Garra Rufa or doctor fish is a species of freshwater fish which breeds in the river basins of the Northern and Central Middle East, mainly in Turkey, Syria, Iraq and Iran. It is also called the doctor fish, because of the role it plays in healing persons affected with psoriasis.

Garra Rufa is often called the Nibble fish, Kangal fish, and Doctorfishen. In non-medical terms the fish is also called Reddish Log Sucker. Really? Log sucker?

Majority of Turkish spas breed the doctor fish in an outdoor pool, where they feed on an unusual diet- the skin of psoriasis affected patients. Just like the Comb fish, the Doctor fish devours the affected and dead areas of the skin, while leaving the healthy skin to grow.

Though, the spas are not meant to be a treatment center, patients come here regularly for temporary cure of the symptoms. In spite of the unpredictable nature of the disease, some patients have experienced complete cure as a result of their repeated exposure to the doctor fish.

There are claims that there were some people trying to pass off fake Garra Rufa fish (Chin Chin fish) for real the thing. The Garra Rufa is actually a slender little fish with a mouth like a bottom feeder fish. These fish actually come from Turkey and are said to be able to live in warm water of up to 35 degrees. Apparently these little fish actually nibbles on the dead skin and has some compounds in its saliva which actually help skin problems such as eczema and psoriasis.

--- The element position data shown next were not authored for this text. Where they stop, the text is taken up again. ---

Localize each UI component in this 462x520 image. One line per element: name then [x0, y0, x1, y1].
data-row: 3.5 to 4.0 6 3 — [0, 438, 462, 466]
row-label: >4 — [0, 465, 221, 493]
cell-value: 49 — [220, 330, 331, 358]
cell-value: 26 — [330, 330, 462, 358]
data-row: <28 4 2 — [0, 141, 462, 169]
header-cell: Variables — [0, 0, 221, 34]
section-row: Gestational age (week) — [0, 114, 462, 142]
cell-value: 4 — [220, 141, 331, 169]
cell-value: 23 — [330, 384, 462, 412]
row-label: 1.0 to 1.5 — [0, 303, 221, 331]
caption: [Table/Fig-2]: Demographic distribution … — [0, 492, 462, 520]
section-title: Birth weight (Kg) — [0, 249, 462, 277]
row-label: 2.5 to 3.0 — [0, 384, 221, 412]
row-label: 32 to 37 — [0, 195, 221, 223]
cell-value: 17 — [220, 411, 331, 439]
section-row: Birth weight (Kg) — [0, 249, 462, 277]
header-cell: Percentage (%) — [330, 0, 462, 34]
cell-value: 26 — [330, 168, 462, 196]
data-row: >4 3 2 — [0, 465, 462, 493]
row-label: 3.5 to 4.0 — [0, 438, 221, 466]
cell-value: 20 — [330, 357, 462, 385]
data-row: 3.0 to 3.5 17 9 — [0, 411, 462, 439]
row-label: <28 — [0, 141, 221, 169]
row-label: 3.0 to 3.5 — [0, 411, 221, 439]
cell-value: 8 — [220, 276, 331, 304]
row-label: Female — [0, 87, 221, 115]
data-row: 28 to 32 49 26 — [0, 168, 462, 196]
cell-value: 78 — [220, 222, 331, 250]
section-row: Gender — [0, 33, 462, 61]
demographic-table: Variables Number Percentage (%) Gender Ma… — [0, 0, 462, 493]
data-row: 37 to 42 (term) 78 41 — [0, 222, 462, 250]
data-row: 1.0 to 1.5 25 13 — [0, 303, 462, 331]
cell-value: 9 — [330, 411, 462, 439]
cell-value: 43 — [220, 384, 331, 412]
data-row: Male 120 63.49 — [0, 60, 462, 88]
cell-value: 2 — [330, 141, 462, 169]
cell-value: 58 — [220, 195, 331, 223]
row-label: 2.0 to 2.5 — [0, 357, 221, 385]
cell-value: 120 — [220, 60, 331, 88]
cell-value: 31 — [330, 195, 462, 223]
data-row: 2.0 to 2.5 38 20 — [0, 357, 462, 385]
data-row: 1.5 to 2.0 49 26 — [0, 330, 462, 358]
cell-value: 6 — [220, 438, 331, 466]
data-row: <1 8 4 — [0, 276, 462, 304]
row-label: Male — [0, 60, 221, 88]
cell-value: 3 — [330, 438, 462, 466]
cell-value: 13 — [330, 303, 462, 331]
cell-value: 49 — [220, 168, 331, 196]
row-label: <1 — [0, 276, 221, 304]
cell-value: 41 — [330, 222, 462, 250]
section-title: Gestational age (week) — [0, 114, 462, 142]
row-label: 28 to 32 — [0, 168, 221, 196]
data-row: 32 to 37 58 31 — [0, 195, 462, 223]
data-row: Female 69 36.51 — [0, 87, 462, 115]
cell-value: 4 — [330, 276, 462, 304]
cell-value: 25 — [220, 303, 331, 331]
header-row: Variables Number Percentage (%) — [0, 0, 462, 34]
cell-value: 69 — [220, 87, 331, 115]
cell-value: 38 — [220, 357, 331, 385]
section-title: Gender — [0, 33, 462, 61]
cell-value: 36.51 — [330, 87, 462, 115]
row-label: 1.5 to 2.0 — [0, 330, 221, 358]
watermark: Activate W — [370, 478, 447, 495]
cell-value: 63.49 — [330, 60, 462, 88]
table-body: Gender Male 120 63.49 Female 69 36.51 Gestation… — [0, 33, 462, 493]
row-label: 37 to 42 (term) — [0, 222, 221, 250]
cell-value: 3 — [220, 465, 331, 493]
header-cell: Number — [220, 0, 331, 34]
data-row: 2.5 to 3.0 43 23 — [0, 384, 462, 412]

The fake Garra Rufa or Chin Chin Yu, on the other hand is wide and is said to belong to the Tilapia or carp family. These fish are apparently starved so when you put your foot into the water, it’s food to them and so naturally they start nibbling on whatever dead and flaky skin you have. This then gives the illusion of smooth skin once you’re done with the treatment but it doesn’t have any real benefits. In fact, from what I read, it seems like you might be no better off compared to using a pumice stone!